VIER-PHASEN-PLAN DER EU

* Grundsätzlich haben sich die europäischen Unterhändler auf einen Vier-Phasen-Plan geeinigt: Zunächst wollen sich die Länder ein besseres Bild der Lage vor der libyschen Küste verschaffen und dazu die Aufklärung verstärken. Bei der Identifizierung der Menschenschmuggler und ihrer Routen könnten Satellitenbilder helfen, aber auch die Erkenntnisse, die die europäischen Kriegsschiffe mit ihrem Dutzende Kilometer weit reichenden Radar direkt vor Ort gewinnen. Das Hauptquartier für den Einsatz soll voraussichtlich in Rom sein.

* In einer zweiten Phase könnte das Militär Flüchtlingsboote in internationalen Gewässern aufbringen, die Menschen an Bord nehmen und die Boote anschließend zerstören. Doch schon hierfür wäre nach Angaben aus Diplomatenkreisen entweder eine Resolution des UN-Sicherheitsrates nötig oder eine Einwilligung der libyschen Behörden, falls es sich um libysche Boote handelt. Denn anders als Piratenschiffe dürfen die Boote von normalen Kriminellen wie Menschenschleppern nach internationalem Seerecht nicht einfach versenkt werden. Einige Experten warnen auch davor, die Fischerboote von Gelegenheitsschleusern zu zerstören und ihnen damit ihren eigentlichen Lebensunterhalt zu nehmen.

* Noch weiter geht die dritte Phase des EU-Konzepts: Dabei könnte das europäische Militär in libysche Gewässer vordringen und bereits dort die Schlepperschiffe vernichten. Hierfür wäre neben einer Sicherheitsratsresolution nach Einschätzung der EU-Diplomaten die Einwilligung der libyschen Behörden nötig - und zwar aller, also der anerkannten Führung in Tobruk ebenso wie der Rebellenregierung. Für ein solches Vorgehen spricht, dass es der Marine näher an der Küste eher gelingen dürfte, tatsächlich die Schlepper selbst zu treffen: Nach Aussage von Experten bringen diese die Flüchtlinge häufig in großen Schiffen zusammengepfercht hinaus aufs offene Meer und setzen sie erst dort in kleinen, kaum seetüchtigen Booten aus. Für das Militär könnte der küstennahe Einsatz indes gefährlich werden, wie der Beschuss eines türkischen Frachters vor einigen Tagen belegt.

* Am umstrittensten auch innerhalb der EU ist die vierte Phase des Einsatzes, in der die Schlepper auch an Land verfolgt werden sollen. Wie konkret dies mitten im Bürgerkrieg machbar sein soll, ist bisher unklar. Bundesaußenminister Frank-Walter Steinmeier hat sich deshalb öffentlich skeptisch geäußert, dass ein solcher Einsatz rasch zustande kommen wird.

RUSSLAND KÖNNTE IM UN-SICHERHEITSRAT BREMSEN

Die entscheidende Rolle dürfte allerdings Russland als Veto-Macht im UN-Sicherheitsrat spielen: Es gilt als sicher, dass das Land einem Bodeneinsatz in Libyen nicht zustimmen wird.

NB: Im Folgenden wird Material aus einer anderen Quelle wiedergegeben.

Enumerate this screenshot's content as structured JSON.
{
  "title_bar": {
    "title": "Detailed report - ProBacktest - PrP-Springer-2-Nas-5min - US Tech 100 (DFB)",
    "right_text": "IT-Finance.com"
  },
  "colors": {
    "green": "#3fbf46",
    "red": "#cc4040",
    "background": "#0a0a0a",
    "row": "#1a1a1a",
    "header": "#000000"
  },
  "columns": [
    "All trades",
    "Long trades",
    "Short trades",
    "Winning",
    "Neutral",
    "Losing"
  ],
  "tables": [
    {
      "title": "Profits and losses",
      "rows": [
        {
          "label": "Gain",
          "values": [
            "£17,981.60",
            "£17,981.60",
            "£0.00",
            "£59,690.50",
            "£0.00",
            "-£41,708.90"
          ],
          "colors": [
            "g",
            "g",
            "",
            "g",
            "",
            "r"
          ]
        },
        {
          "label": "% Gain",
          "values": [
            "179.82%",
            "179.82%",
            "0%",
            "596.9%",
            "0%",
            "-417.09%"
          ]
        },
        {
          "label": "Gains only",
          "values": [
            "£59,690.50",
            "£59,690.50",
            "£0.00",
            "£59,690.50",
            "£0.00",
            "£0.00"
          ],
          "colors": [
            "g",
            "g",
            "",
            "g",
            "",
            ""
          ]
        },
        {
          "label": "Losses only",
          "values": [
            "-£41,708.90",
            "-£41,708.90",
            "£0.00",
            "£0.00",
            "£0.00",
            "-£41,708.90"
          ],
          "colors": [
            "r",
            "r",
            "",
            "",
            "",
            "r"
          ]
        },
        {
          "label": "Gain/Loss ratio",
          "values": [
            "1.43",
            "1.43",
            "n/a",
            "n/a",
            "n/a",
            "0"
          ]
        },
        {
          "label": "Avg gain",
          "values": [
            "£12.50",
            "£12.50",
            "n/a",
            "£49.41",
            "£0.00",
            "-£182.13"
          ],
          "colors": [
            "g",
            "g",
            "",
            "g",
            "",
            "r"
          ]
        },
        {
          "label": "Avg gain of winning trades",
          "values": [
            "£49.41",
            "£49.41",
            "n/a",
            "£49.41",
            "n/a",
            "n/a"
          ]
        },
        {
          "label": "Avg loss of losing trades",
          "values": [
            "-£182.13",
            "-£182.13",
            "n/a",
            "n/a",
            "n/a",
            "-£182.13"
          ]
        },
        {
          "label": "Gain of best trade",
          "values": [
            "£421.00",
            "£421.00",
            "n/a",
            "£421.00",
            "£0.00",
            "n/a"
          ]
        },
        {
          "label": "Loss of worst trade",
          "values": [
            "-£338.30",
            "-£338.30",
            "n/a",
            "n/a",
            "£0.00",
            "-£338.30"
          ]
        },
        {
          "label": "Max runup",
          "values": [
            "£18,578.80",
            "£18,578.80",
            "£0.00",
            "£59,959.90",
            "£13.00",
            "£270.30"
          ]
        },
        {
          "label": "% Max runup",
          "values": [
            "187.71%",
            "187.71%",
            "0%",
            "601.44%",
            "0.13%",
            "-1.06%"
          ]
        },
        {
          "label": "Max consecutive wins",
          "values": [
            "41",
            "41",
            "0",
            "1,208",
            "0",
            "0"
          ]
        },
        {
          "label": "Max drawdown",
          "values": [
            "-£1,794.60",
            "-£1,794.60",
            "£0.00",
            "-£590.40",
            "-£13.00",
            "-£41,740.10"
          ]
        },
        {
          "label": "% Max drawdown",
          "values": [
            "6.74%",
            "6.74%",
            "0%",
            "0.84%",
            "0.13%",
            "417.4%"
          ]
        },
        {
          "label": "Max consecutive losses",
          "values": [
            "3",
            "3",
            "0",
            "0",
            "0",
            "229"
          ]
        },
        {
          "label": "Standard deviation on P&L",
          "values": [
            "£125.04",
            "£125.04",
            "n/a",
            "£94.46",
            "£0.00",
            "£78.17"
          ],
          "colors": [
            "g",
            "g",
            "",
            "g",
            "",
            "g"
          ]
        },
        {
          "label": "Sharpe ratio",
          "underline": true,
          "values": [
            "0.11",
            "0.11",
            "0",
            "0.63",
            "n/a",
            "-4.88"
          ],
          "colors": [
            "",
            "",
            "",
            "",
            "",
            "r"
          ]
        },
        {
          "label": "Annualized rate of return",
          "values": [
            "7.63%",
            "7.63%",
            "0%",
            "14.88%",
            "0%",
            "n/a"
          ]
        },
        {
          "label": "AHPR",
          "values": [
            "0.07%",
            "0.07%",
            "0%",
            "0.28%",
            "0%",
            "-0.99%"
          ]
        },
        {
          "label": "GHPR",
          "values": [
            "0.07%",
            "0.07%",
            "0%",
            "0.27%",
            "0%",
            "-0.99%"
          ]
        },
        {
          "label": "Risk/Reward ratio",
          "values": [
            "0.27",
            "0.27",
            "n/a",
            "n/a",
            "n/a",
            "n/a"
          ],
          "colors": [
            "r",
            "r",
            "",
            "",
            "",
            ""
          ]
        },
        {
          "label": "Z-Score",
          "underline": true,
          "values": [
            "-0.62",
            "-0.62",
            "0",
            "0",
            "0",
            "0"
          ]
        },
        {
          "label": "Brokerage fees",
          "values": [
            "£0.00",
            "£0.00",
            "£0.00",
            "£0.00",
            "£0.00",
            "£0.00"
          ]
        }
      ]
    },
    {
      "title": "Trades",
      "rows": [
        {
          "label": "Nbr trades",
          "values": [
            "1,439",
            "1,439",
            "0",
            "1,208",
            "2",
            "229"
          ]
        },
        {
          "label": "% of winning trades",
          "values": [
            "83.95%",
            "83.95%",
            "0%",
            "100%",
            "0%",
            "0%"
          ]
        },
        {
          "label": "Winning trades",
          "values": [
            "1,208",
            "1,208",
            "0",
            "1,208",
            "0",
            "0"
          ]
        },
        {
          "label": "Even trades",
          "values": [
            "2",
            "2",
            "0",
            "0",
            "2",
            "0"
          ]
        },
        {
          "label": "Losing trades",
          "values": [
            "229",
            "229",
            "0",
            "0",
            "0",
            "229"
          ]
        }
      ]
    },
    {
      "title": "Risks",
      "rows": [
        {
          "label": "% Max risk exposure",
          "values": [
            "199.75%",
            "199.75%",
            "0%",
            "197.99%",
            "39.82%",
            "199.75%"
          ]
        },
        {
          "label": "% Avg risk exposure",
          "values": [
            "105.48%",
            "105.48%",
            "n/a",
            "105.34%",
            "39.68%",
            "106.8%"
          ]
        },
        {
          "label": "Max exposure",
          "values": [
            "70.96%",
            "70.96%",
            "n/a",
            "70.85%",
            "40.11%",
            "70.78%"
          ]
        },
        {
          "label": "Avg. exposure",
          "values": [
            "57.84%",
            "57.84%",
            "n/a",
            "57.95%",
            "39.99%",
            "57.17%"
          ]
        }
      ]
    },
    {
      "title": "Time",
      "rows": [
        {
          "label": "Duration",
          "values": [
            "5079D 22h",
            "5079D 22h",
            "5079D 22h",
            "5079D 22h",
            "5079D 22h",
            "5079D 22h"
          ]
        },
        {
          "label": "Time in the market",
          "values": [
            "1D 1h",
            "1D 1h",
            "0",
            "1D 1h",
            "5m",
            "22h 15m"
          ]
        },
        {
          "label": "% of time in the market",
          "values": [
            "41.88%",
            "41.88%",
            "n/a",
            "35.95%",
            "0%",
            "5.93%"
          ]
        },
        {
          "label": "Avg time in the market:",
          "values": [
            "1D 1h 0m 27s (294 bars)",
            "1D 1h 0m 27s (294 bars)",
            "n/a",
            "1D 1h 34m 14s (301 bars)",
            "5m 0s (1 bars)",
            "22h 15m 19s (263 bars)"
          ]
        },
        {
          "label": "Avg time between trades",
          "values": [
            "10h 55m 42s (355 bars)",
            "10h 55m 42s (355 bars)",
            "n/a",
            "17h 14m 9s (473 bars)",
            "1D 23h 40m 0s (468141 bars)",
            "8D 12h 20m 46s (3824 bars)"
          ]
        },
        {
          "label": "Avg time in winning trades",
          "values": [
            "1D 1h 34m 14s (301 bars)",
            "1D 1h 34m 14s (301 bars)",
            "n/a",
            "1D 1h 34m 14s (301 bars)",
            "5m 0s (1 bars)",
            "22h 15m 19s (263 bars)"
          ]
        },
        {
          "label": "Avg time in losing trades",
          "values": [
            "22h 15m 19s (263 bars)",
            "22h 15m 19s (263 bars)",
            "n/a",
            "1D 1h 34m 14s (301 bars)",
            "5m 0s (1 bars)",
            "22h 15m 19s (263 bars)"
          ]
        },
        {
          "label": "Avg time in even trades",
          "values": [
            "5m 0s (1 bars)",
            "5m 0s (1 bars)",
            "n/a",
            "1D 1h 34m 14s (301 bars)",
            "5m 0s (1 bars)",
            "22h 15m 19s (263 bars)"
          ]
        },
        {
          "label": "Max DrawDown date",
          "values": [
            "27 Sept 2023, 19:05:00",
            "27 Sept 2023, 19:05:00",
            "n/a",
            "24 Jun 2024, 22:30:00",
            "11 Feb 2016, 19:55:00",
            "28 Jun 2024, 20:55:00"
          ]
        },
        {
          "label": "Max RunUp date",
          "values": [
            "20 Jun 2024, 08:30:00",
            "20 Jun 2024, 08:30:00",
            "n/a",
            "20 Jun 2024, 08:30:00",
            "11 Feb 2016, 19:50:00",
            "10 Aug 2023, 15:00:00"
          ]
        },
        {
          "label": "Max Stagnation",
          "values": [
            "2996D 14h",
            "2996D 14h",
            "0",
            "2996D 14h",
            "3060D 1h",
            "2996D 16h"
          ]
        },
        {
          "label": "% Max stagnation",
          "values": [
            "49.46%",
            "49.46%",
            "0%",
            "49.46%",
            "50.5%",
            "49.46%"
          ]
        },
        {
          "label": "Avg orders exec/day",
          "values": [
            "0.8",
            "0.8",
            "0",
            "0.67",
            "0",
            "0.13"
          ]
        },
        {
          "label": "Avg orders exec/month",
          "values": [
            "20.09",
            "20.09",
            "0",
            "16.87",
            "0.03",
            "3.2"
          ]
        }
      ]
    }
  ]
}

Auch eine Einwilligung in die Zerstörung von Schleuser-Schiffen schließt die Führung in Moskau bisher aus. Bleibt das Land bei dieser Haltung, bliebe von dem robusten Militäreinsatz der Europäer wohl nur die Kontrolle verdächtiger Schiffe im Mittelmeer übrig. Experten setzen darauf, dass sich über die Erfassung der Gefährte, ihrer Eigner und Besatzungen immerhin Erkenntnisse über die Strukturen der Schlepper gewinnen lassen.

Ob dies allerdings Italien ausreicht, das die Hauptlast der strandenden Flüchtlinge schultert und am heftigsten auf einen robusten Militäreinsatz drängt, ist fraglich. Es bleibt abzuwarten, wie lange das Land einen Einsatz mitträgt, bei dem es einerseits von Kriegsschiffen aller Herren Länder einen stetigen Strom von Flüchtlingen angeliefert bekommt, die Weiterverteilung dieser Menschen innerhalb der EU aber am Widerstand von Ländern wie Großbritannien oder den Osteuropäern scheitert. Für die europäischen Diplomaten und Militärs jedenfalls geht die Arbeit nach dem Beschluss am Montag erst richtig los: Sie müssen einen konkreten Operationsplan ausarbeiten, den die Politik dann abschließend absegnen muss.